For pawn attacks masks on rank 5 and 6, max possible moves are 8, so the table size is ~2.25MB.
For pawn attacks masks on rank 7 and 8, max possible moves are 32, so the table size is ~8.25MB.
Therefore the total table size of the three tables amounts to ~14.75MB.
Table sizes can be drastically brought down by using additional redirection to allocate only the required memory for each movelist.
Results
---
I must say, table-driven move generation paid off more than I expected it to. With no other changes in the source code except using this technique (and using movelists for knights and sliders as well), I got a 25-30% speedup compared to my implementation of magic bitboards, when there are all pawns on the board. The speedup also touched 39% for some positions! Of course you can test for yourself, the source code and a lot of test positions are provided.
I also want you to note how 32-bit friendly this approach is, since there are no multiplications involved, and the shifts are quite 32-bit friendly as well.
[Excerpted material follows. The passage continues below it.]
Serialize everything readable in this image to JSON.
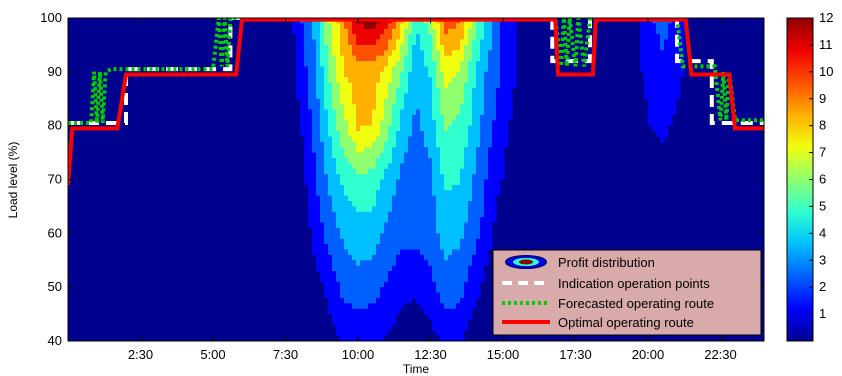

It'd be interesting to test this technique for 32-bits and see the results.
Source Code
---
Here you go: https://sites.google.com/site/sydfhd/projects/yaka
Download the file "YakaPawnMoveLists.zip", be careful because there are some similar looking names.
See files attacks.cpp (lines 62-173) for initialization code, and also movegen.h (lines 216-288) for seeing it all in action.
Also, you can go "bench 6 ToughGuys ToughGuysOut.txt" in each executable to test the speed.
Postscript
---
Be alarmed people, there is something seriously faster than magic bitboards in town!